Et pourtant, Dieu sait si l’on était bien disposé et si l’on ne demandait qu’à applaudir ! Louis Gallet est un des librettistes les plus sympathiques qui soient et son passé a le droit de s’enorgueillir de victoires nombreuses. Ernest Guiraud fut l’homme le plus charmant qu’on pût connaître et sa nature, ainsi que son talent dont il fit preuve dans Gretna-Green, dans Piccolino, dans Galante Aventure, dans des œuvres d’orchestre justement célèbres, faisaient espérer un chef-d’œuvre que l’impitoyable mort ne lui laissa pas le temps de nous donner. Quant à Saint-Saëns, c’est, tout le monde le reconnaît maintenant, un maître admirable, à coup sûr l’un des plus grands de notre école. Samson et Dalila, figure à côté du Sigurd d’Ernest Reyer, et des deux Gounod, parmi les plus belles œuvres françaises du répertoire de l’Opéra, comme à l’Opéra-Comique règne la captivante Manon de Massenet.

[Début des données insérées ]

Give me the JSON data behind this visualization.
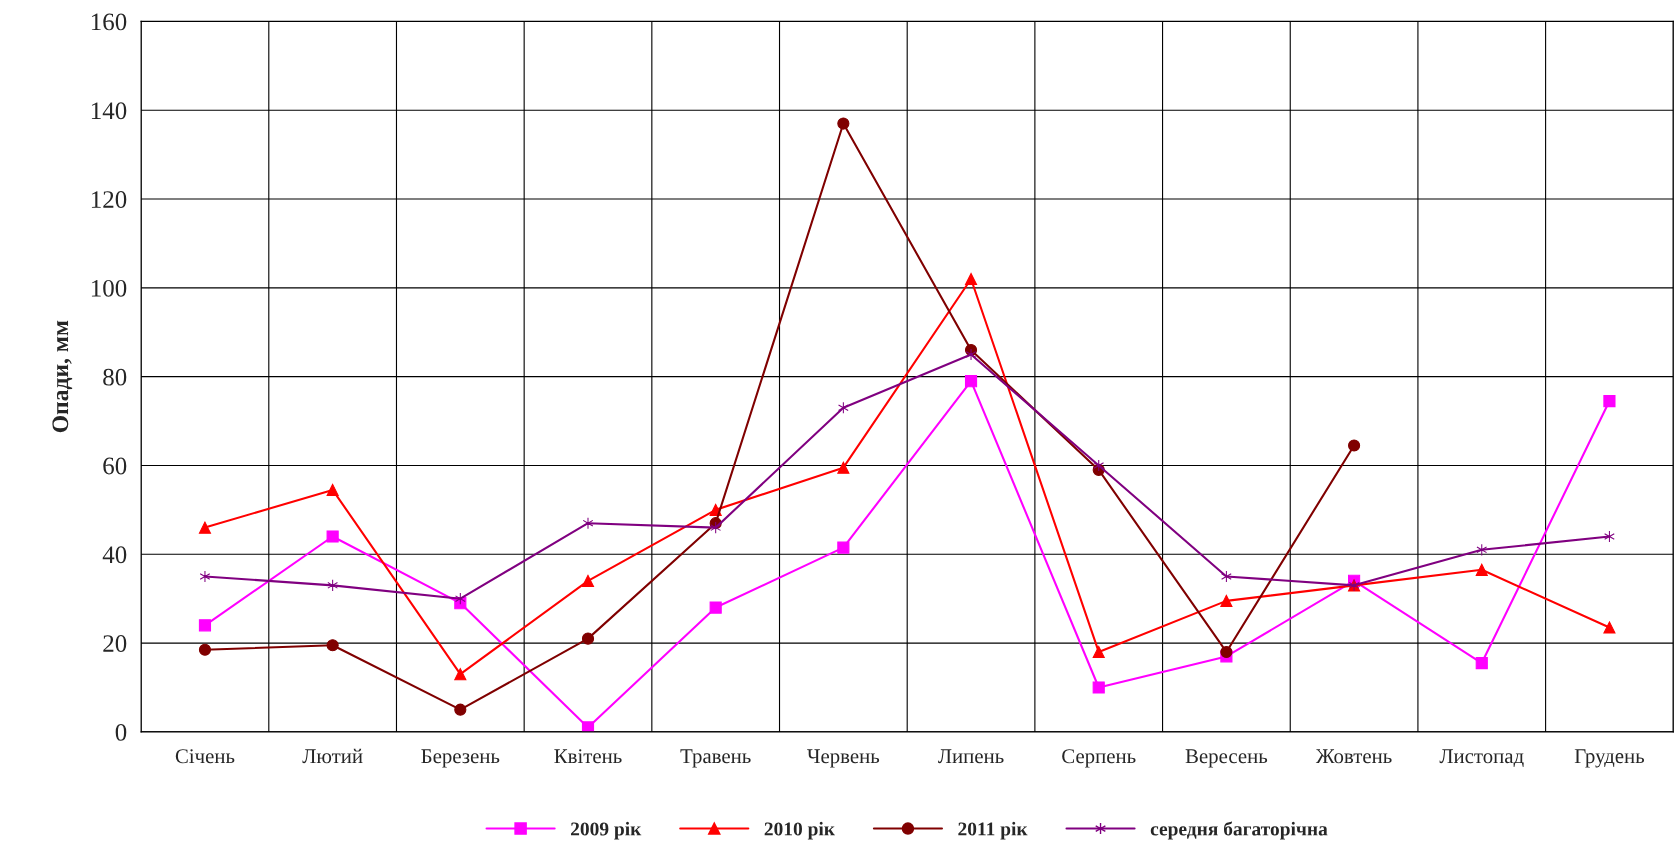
{
  "chart_data": {
    "type": "line",
    "ylabel": "Опади, мм",
    "categories": [
      "Січень",
      "Лютий",
      "Березень",
      "Квітень",
      "Травень",
      "Червень",
      "Липень",
      "Серпень",
      "Вересень",
      "Жовтень",
      "Листопад",
      "Грудень"
    ],
    "series": [
      {
        "name": "2009 рік",
        "color": "#ff00ff",
        "marker": "square",
        "values": [
          24,
          44,
          29,
          1,
          28,
          41.5,
          79,
          10,
          17,
          34,
          15.5,
          74.5
        ]
      },
      {
        "name": "2010 рік",
        "color": "#ff0000",
        "marker": "triangle",
        "values": [
          46,
          54.5,
          13,
          34,
          50,
          59.5,
          102,
          18,
          29.5,
          33,
          36.5,
          23.5
        ]
      },
      {
        "name": "2011 рік",
        "color": "#800000",
        "marker": "circle",
        "values": [
          18.5,
          19.5,
          5,
          21,
          47,
          137,
          86,
          59,
          18,
          64.5,
          null,
          null
        ]
      },
      {
        "name": "середня багаторічна",
        "color": "#800080",
        "marker": "cross",
        "values": [
          35,
          33,
          30,
          47,
          46,
          73,
          85,
          60,
          35,
          33,
          41,
          44
        ]
      }
    ],
    "ylim": [
      0,
      160
    ],
    "yticks": [
      0,
      20,
      40,
      60,
      80,
      100,
      120,
      140,
      160
    ],
    "grid": true,
    "legend": "bottom"
  }
}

Il est juste d’ajouter que si Guiraud avait vécu, il aurait probablement fait subir, avant de les livrer à la critique, bien des retouches et bien des améliorations aux trois actes trouvés dans ses cartons après sa mort. M. Saint-Saëns ne pouvait prendre la responsabilité d’une telle révision et même pour donner à la partition autant d’unité que possible, il s’appliqua, la chose est visible, à annihiler sa propre personnalité. Malgré ses efforts pour atteindre ce but, on le reconnaît aisément à plus d’un endroit et principalement au très beau duo du quatrième acte, la page la plus musicale, la plus vécue, et la plus complète de Frédégonde qui en contient cependant un certain nombre de très bien venues dans les autres actes, auxquelles la couleur et le contraste font malheureusement défaut.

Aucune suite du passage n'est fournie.